When we reach the day’s hotel, I watch as Malik engages the hotel staff. He morphs from a van driver to a soft-spoken diplomat: special accommodations for the woman whose bad Achilles tendon requires a first floor room; a vegetarian meal for a sensitive member of the group… I use my low-level diplomatic skills to convince him to let me help unload the van. Then, he carries each person’s luggage to the correct room.

Since we are way ahead of the bike riders, I wander into town on foot. Despite my poor French, and without my French-speaking wife, I manage a lovely lunch in local restaurant.

And, since it is still a long day for the riders, I have time to sit inside the relatively simple local Catholic Cathedral. Alone in a sunlight filled stone enclave, I light a candle for my Irish-Catholic father and many others who have influenced my life. I watch another candle lighter: a middle-aged woman with a young child. In what seems a habitual way, she approaches the supply of new candles, drops her € 0.50 into the coin receptacle, places the lit candle in its stand, and pauses. She then slowly exits with the small girl still holding her hand.

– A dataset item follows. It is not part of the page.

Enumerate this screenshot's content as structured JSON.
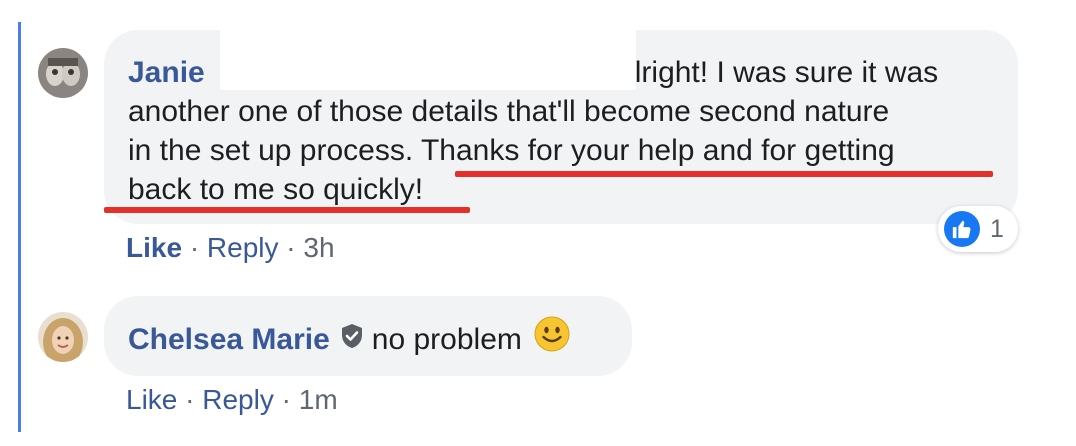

Even without a bike, travel can be illuminating.

Wednesday (June 10) – 9th ride day – last one

My plague symptoms diminish, and, since this is a short (31 km) last day, OK to try.

And, four possible stops along the way: Kerhinet, a village fully restored by the Brière Regional Nature Park, (old houses showing thatched roof construction); the Medieval Mall (oops, old city) of Guérande; the Salt Museum (this is the part of France where much salt is produced); and a German bunker from WW II.

Kerhinet Guérande

enterance

Joy and Roses

Market day at Guérande

Murph and veggies

tomatoes

pidgeon

Lovely lunch of mussels and French fries (pommes frites) for lunch. We are almost to the coast…

lunch

An easy day of riding – despite very gusty winds.   At worst, crosswinds that encourage concentration; at best, a gentle push towards the beach at Le Croisic.

And, with the prospect of rain tomorrow – plus limited indoor space for bike assembly, a dash to pack bikes in boxes in the outdoor area beyond the breakfast nook. Success – with the disclaimer that packing for home is less fastidious than packing for assembly in Europe. But, just as difficult…

Thursday (June 11) – last day together

A Very Slow start with a walk to town. Glad it’s not the peak of tourist season. Buy lunch for a picnic on the veranda of our hotel, overlooking the bay!

harbor(Courtesy of: http://cities.reseaudesvilles.fr/cities/4/images/safrvbxrr53tt1.JPG)

Joy at the shore

Yes, we are on the Atlantic!

Prepare for the Last Supper with the gang… A fish extravaganza: appetizer of crayfish + prawns; main course of complete fish. And, sunset from our room:

sun set

Friday (June 12) – a bus ride day – Le Croisic to Charles de Gaulle

The weather gods continue to work in harmony with bike folks: the threatened rain comes only when we are inside a plush bus with our bikes and suitcases stowed safely below,

all ridersAn early exit (pulling away from the hotel at 7:30 am) in a futile attempt to avoid the afternoon “rush hour” in Paris. But, the weather clears, and we have a lovely view of an alternate path between the coast of France and its capital as we watch farmland appear and vanish along a major highway.

At Charles de Gaulle, we are back in logistics mode: check in for us requires a trip via hotel shuttle bus to Baggage du Monde in Terminal 2 with our bikes for another week of storage.

And, sad farewells to an extraordinary band of fellow bike riders.